1989年の共産主義崩壊後も、コレツは執筆を続け、最終的に約70冊の著書を出版しました。その一部は他言語にも翻訳されています。彼はかつて、自分の本が何冊在庫にあるかを確認するためにキリスト教書店を訪れたこともあります。

1990年、教皇ヨハネ・パウロ2世は彼をスラブ世界で最も古い教区であるニトラの司教に任命し、1991年には枢機卿に昇格させました。1998年には、ローマ教皇庁の黙想会の指導を依頼されるという高い名誉を受けました。

これを振り返り、コレツは次のように述べています。「地下生活で50年、工場や刑務所での労働者としての市民生活を経て、私には世界に対する壮大なビジョンや、神学的に精緻な考察を提示する立場にはありません。私にできるのは、1951年以来、48年間の司教職を通じて努めてきたことだけです……いくつかの真理、神秘、状況、考えを提示すること。そして、私たちを選び、教会の大きな家族へと集めてくださる方への信仰と献身の、ささやかな証人であることです。
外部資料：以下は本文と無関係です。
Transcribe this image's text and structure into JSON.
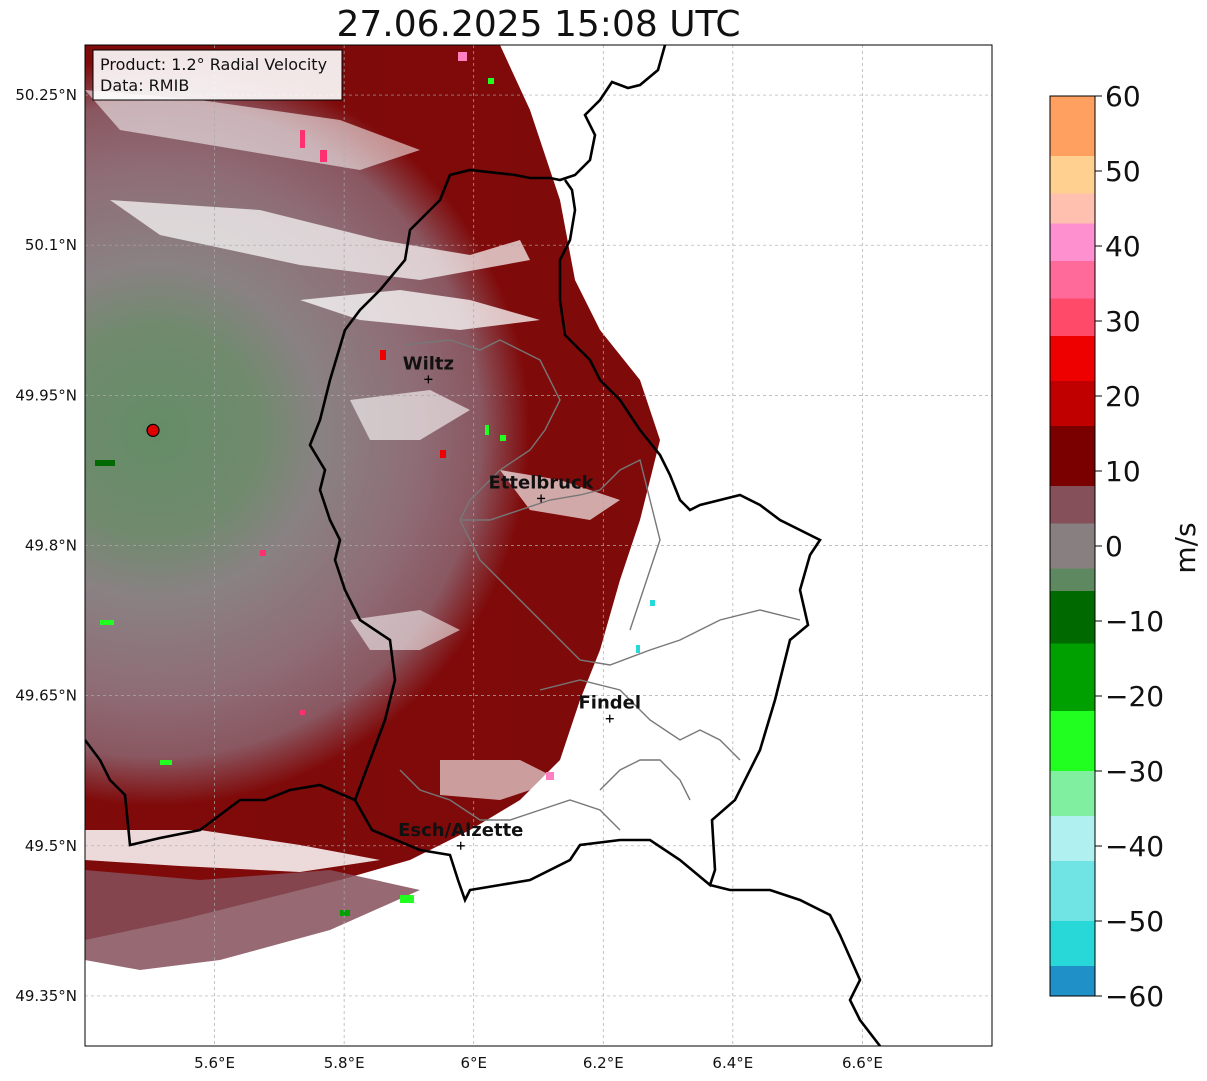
{
  "title": "27.06.2025 15:08 UTC",
  "info_box": {
    "product": "Product: 1.2° Radial Velocity",
    "data": "Data: RMIB"
  },
  "map": {
    "lon_range": [
      5.4,
      6.8
    ],
    "lat_range": [
      49.3,
      50.3
    ],
    "lon_ticks": [
      {
        "value": 5.6,
        "label": "5.6°E"
      },
      {
        "value": 5.8,
        "label": "5.8°E"
      },
      {
        "value": 6.0,
        "label": "6°E"
      },
      {
        "value": 6.2,
        "label": "6.2°E"
      },
      {
        "value": 6.4,
        "label": "6.4°E"
      },
      {
        "value": 6.6,
        "label": "6.6°E"
      }
    ],
    "lat_ticks": [
      {
        "value": 50.25,
        "label": "50.25°N"
      },
      {
        "value": 50.1,
        "label": "50.1°N"
      },
      {
        "value": 49.95,
        "label": "49.95°N"
      },
      {
        "value": 49.8,
        "label": "49.8°N"
      },
      {
        "value": 49.65,
        "label": "49.65°N"
      },
      {
        "value": 49.5,
        "label": "49.5°N"
      },
      {
        "value": 49.35,
        "label": "49.35°N"
      }
    ],
    "radar_site": {
      "lon": 5.505,
      "lat": 49.915,
      "color": "#e00000"
    },
    "cities": [
      {
        "name": "Wiltz",
        "lon": 5.93,
        "lat": 49.966
      },
      {
        "name": "Ettelbruck",
        "lon": 6.104,
        "lat": 49.847
      },
      {
        "name": "Findel",
        "lon": 6.21,
        "lat": 49.627
      },
      {
        "name": "Esch/Alzette",
        "lon": 5.98,
        "lat": 49.5
      }
    ]
  },
  "colorbar": {
    "label": "m/s",
    "min": -60,
    "max": 60,
    "ticks": [
      {
        "value": 60,
        "label": "60"
      },
      {
        "value": 50,
        "label": "50"
      },
      {
        "value": 40,
        "label": "40"
      },
      {
        "value": 30,
        "label": "30"
      },
      {
        "value": 20,
        "label": "20"
      },
      {
        "value": 10,
        "label": "10"
      },
      {
        "value": 0,
        "label": "0"
      },
      {
        "value": -10,
        "label": "−10"
      },
      {
        "value": -20,
        "label": "−20"
      },
      {
        "value": -30,
        "label": "−30"
      },
      {
        "value": -40,
        "label": "−40"
      },
      {
        "value": -50,
        "label": "−50"
      },
      {
        "value": -60,
        "label": "−60"
      }
    ],
    "stops": [
      {
        "from": 52,
        "to": 60,
        "color": "#ffa060"
      },
      {
        "from": 47,
        "to": 52,
        "color": "#ffd090"
      },
      {
        "from": 43,
        "to": 47,
        "color": "#ffc0b0"
      },
      {
        "from": 38,
        "to": 43,
        "color": "#ff90d0"
      },
      {
        "from": 33,
        "to": 38,
        "color": "#ff6a9a"
      },
      {
        "from": 28,
        "to": 33,
        "color": "#ff4a6a"
      },
      {
        "from": 22,
        "to": 28,
        "color": "#ee0000"
      },
      {
        "from": 16,
        "to": 22,
        "color": "#c00000"
      },
      {
        "from": 8,
        "to": 16,
        "color": "#7a0000"
      },
      {
        "from": 3,
        "to": 8,
        "color": "#85505a"
      },
      {
        "from": -3,
        "to": 3,
        "color": "#888080"
      },
      {
        "from": -6,
        "to": -3,
        "color": "#5e8860"
      },
      {
        "from": -13,
        "to": -6,
        "color": "#006a00"
      },
      {
        "from": -22,
        "to": -13,
        "color": "#00a000"
      },
      {
        "from": -30,
        "to": -22,
        "color": "#20ff20"
      },
      {
        "from": -36,
        "to": -30,
        "color": "#80f0a0"
      },
      {
        "from": -42,
        "to": -36,
        "color": "#b0f0f0"
      },
      {
        "from": -50,
        "to": -42,
        "color": "#70e4e4"
      },
      {
        "from": -56,
        "to": -50,
        "color": "#28d8d8"
      },
      {
        "from": -60,
        "to": -56,
        "color": "#2090c8"
      }
    ]
  },
  "colors": {
    "near_zero_green": "#5e8860",
    "near_zero_grey": "#8a7a7e",
    "receding_mauve": "#85505a",
    "receding_darkred": "#7a0000",
    "border": "#000000",
    "admin_border": "#777777"
  }
}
」

教皇フランシスコとコレツ枢機卿

2024年1月22日、教皇フランシスコは聖座の認定記者団と面会しました。教皇がコレツの生誕100周年であることを知らされると、教皇の顔は輝き、納得したように頷きました。

二人ともイエズス会士でした。実際、教皇フランシスコは2021年のスロバキアへの司牧訪問の際、コレツについて次のように引用しています。「私はコレツの歴史におけるある出来事にいつも心を打たれます。彼はイエズス会の枢機卿であり、体制から迫害され、投獄され、病気になるまで強制労働を強いられました。2000年の聖年にローマに来た際、彼はカタコンベに行き、迫害者のためにろうそくを灯し、彼らのために慈悲を祈りました。これこそが福音です!それは謙虚で忍耐強い愛を通じて、人生と歴史の中で成長するのです。」